Integrasi Industri Nasional dalam Global Value Chain

Ilustrasi industri manufaktur Indonesia. Foto: Antara

Ilustrasi industri manufaktur Indonesia. Foto: Antara

NusantaraNews.co, Jakarta – Kementerian Perindustrian mencatat, sumbangan industri makanan dan minuman kepada PDB industri nonmigas mencapai 34,95 persen pada triwulan III/2017. Hasil kinerja sektor tersebut sebagai kontributor PDB industri terbesar dibanding subsektor lainnya.

“Pelaku industri ini sangat banyak di Indonesia, tidak hanya skala besar, tetapi juga telah menjangkau di tingkat kabupaten untuk kelas industri kecil dan menengah (IKM). Bahkan, sebagian besar dari mereka sudah ada yang go international,” papar Menteri Perindustrian Airlangga Hartarto dalam siaran pers Kemenperin, seperti ditulis nusantaranews.co, Sabtu (6/1/2017).

Airlangga mengatakan, kelompok yang menggunakan teknologi tinggi di antaranya adalah industri komputer dan mesin perkantoran, industri semikonduktor dan elektronik, serta industri alat kedokteran, pengukuran dan optik.

“Nilai tambah dari sektor ini secara global sekitar delapan persen.

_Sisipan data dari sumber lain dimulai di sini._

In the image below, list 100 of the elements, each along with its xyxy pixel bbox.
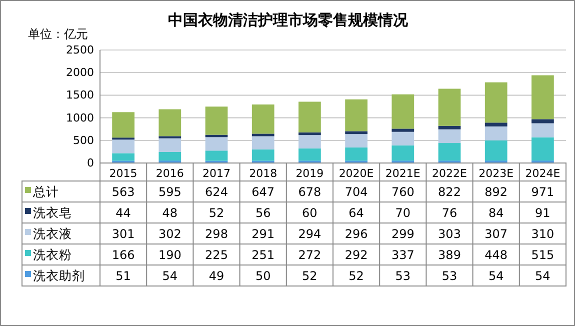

Kekuatannya ada di R&D, modal, trade intensity, dan value intensity,” tutur Menperin.

Pemerintah gencar menekankan pentingnya penguasaan teknologi dan peningkatan penggunaan produk dalam negeri (P3DN). Hal ini dikuatkan dengan Instruksi Presiden Nomor 6 Tahun2016 tentang Percepatan Pengembangan Industri Farmasi dan Alat Kesehatan.

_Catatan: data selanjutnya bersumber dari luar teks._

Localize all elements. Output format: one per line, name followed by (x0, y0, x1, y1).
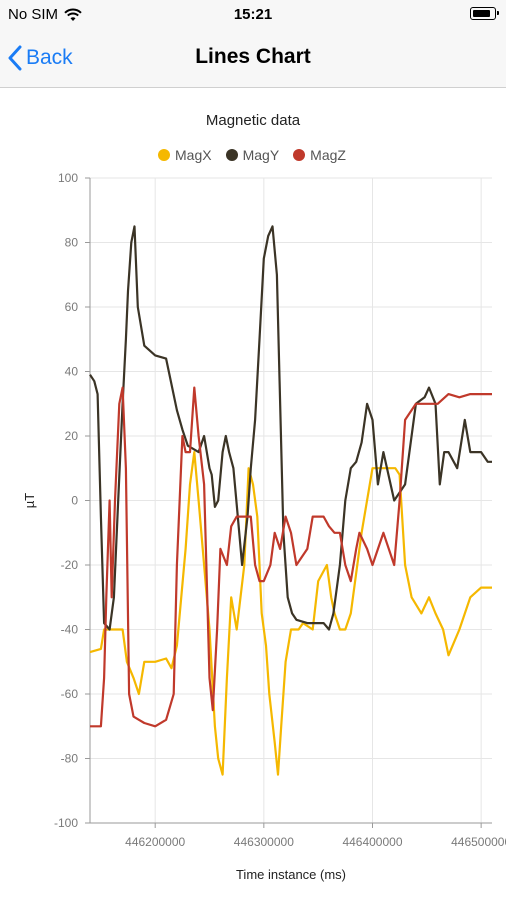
back-button[interactable]: Back (8, 42, 73, 74)
status-left: No SIM (8, 6, 82, 23)
y-tick-label: 60 (65, 300, 79, 314)
x-tick-label: 446200000 (125, 835, 185, 849)
legend-item-magy[interactable]: MagY (225, 145, 280, 165)
legend-label-magy: MagY (242, 147, 280, 163)
y-axis-title: µT (22, 493, 37, 508)
legend-label-magz: MagZ (310, 147, 346, 163)
legend-item-magz[interactable]: MagZ (293, 145, 346, 165)
y-tick-label: -20 (61, 558, 79, 572)
y-tick-label: 0 (71, 494, 78, 508)
y-tick-label: -80 (61, 752, 79, 766)
back-label: Back (26, 46, 73, 69)
x-tick-label: 446300000 (234, 835, 294, 849)
page-title: Lines Chart (195, 45, 311, 68)
legend-label-magx: MagX (175, 147, 212, 163)
chart-legend: MagX MagY MagZ (158, 145, 368, 165)
y-tick-label: -40 (61, 623, 79, 637)
status-time: 15:21 (233, 6, 273, 23)
wifi-icon (64, 8, 82, 21)
legend-marker-magy (225, 149, 238, 161)
chart-title: Magnetic data (205, 112, 301, 129)
y-tick-label: 20 (65, 429, 79, 443)
y-tick-label: -100 (54, 816, 78, 830)
status-bar: No SIM 15:21 (0, 0, 506, 30)
carrier-label: No SIM (8, 6, 59, 23)
battery-icon (470, 7, 499, 20)
x-tick-label: 446500000 (451, 835, 506, 849)
legend-marker-magz (293, 149, 306, 161)
navigation-bar: Back Lines Chart (0, 30, 506, 88)
legend-marker-magx (158, 149, 170, 161)
x-tick-label: 446400000 (342, 835, 402, 849)
chevron-left-icon (8, 45, 22, 71)
line-chart[interactable]: -100 -80 -60 -40 -20 0 20 40 60 80 100 446200000 446… (0, 165, 506, 890)
series-line-magz (90, 386, 492, 728)
x-axis-title: Time instance (ms) (236, 867, 346, 882)
y-tick-label: 40 (65, 365, 79, 379)
y-tick-label: 100 (58, 171, 78, 185)
y-tick-label: -60 (61, 687, 79, 701)
series-line-magx (89, 451, 492, 776)
y-tick-label: 80 (65, 236, 79, 250)
legend-item-magx[interactable]: MagX (158, 145, 212, 165)
series-line-magy (89, 225, 492, 631)
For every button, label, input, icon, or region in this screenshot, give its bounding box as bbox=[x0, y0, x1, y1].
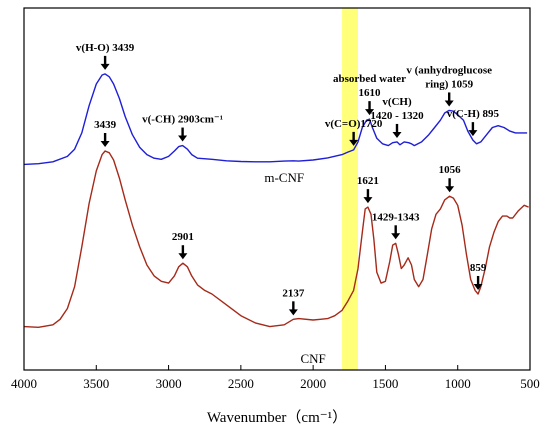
annotation-label: 3439 bbox=[94, 119, 117, 131]
x-tick-label: 1500 bbox=[372, 376, 398, 391]
x-axis-label: Wavenumber（cm⁻¹） bbox=[207, 409, 347, 426]
annotation-arrowhead bbox=[468, 130, 478, 137]
annotation-label: v(H-O) 3439 bbox=[76, 42, 135, 54]
annotation-arrowhead bbox=[178, 135, 188, 142]
annotation-arrowhead bbox=[365, 109, 375, 116]
annotation-label: ring) 1059 bbox=[425, 78, 473, 90]
x-tick-label: 500 bbox=[520, 376, 540, 391]
annotation-arrowhead bbox=[100, 140, 110, 147]
annotation-label: 1056 bbox=[439, 164, 462, 176]
x-tick-label: 4000 bbox=[11, 376, 37, 391]
annotation-label: 1621 bbox=[357, 175, 379, 187]
annotation-label: 1420 - 1320 bbox=[370, 110, 424, 122]
annotation-arrowhead bbox=[391, 233, 401, 240]
x-axis-ticks: 4000 3500 3000 2500 2000 1500 1000 500 bbox=[11, 365, 540, 391]
x-tick-label: 1000 bbox=[445, 376, 471, 391]
annotation-arrowhead bbox=[363, 197, 373, 204]
x-tick-label: 2500 bbox=[228, 376, 254, 391]
annotation-label: v(-CH) 2903cm⁻¹ bbox=[142, 114, 223, 126]
annotation-label: absorbed water bbox=[333, 73, 406, 85]
annotation-label: 859 bbox=[470, 262, 487, 274]
series-label-m-cnf: m-CNF bbox=[264, 170, 304, 185]
annotation-label: v(CH) bbox=[382, 96, 412, 108]
annotation-label: v(C=O)1720 bbox=[325, 118, 383, 130]
series-line-cnf bbox=[23, 150, 529, 328]
x-tick-label: 3500 bbox=[83, 376, 109, 391]
series-layer bbox=[23, 73, 529, 328]
annotation-arrowhead bbox=[445, 186, 455, 193]
annotation-label: 2901 bbox=[172, 231, 194, 243]
series-labels: m-CNF CNF bbox=[264, 170, 325, 366]
annotation-arrowhead bbox=[444, 100, 454, 107]
annotation-arrowhead bbox=[392, 131, 402, 138]
annotation-arrowhead bbox=[178, 253, 188, 260]
annotation-arrowhead bbox=[100, 63, 110, 70]
plot-frame bbox=[23, 7, 531, 371]
annotation-arrowhead bbox=[473, 283, 483, 290]
annotations: v(H-O) 3439 v(-CH) 2903cm⁻¹ v(C=O)1720 abso… bbox=[76, 42, 500, 316]
annotation-arrowhead bbox=[349, 139, 359, 146]
annotation-label: v (anhydroglucose bbox=[406, 64, 492, 76]
highlight-band bbox=[342, 8, 358, 370]
annotation-arrowhead bbox=[288, 309, 298, 316]
annotation-label: v(C-H) 895 bbox=[447, 108, 500, 120]
annotation-label: 1429-1343 bbox=[372, 211, 420, 223]
x-tick-label: 2000 bbox=[300, 376, 326, 391]
annotation-label: 1610 bbox=[359, 87, 382, 99]
annotation-label: 2137 bbox=[282, 287, 305, 299]
series-line-m-cnf bbox=[23, 73, 528, 166]
x-tick-label: 3000 bbox=[156, 376, 182, 391]
series-label-cnf: CNF bbox=[300, 351, 325, 366]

Untuk kategori padat karya, lanjut ketua umum partai golkar itu, meliputi seperti industri tekstil, produk pakaian dan kulit, furnitur, perhiasan, dan mainan. “Sektor ini menyumbangkan nilai tambah hanya tujuh persen, karena seiring kemajuan teknologi yang pesat seperti otomasi di sektor manufaktur,” ujarnya.

“Fasilitas tax allowance yang akan diberikan untuk sektor padat karya, dihitung dengan basis jumlah tenaga kerjanya. Kalau mereka mempekerjakan sebanyak 1.000, 3.000 atau di atas 5.000 tenaga kerja itu akan diberikan skema tax allowance tersendiri. Ini sedang kami bahas dengan Kementerian Keuangan, yang diharapkan industri padat karya kita semakin kompetitif di tingkat global,” imbuh Airlangga.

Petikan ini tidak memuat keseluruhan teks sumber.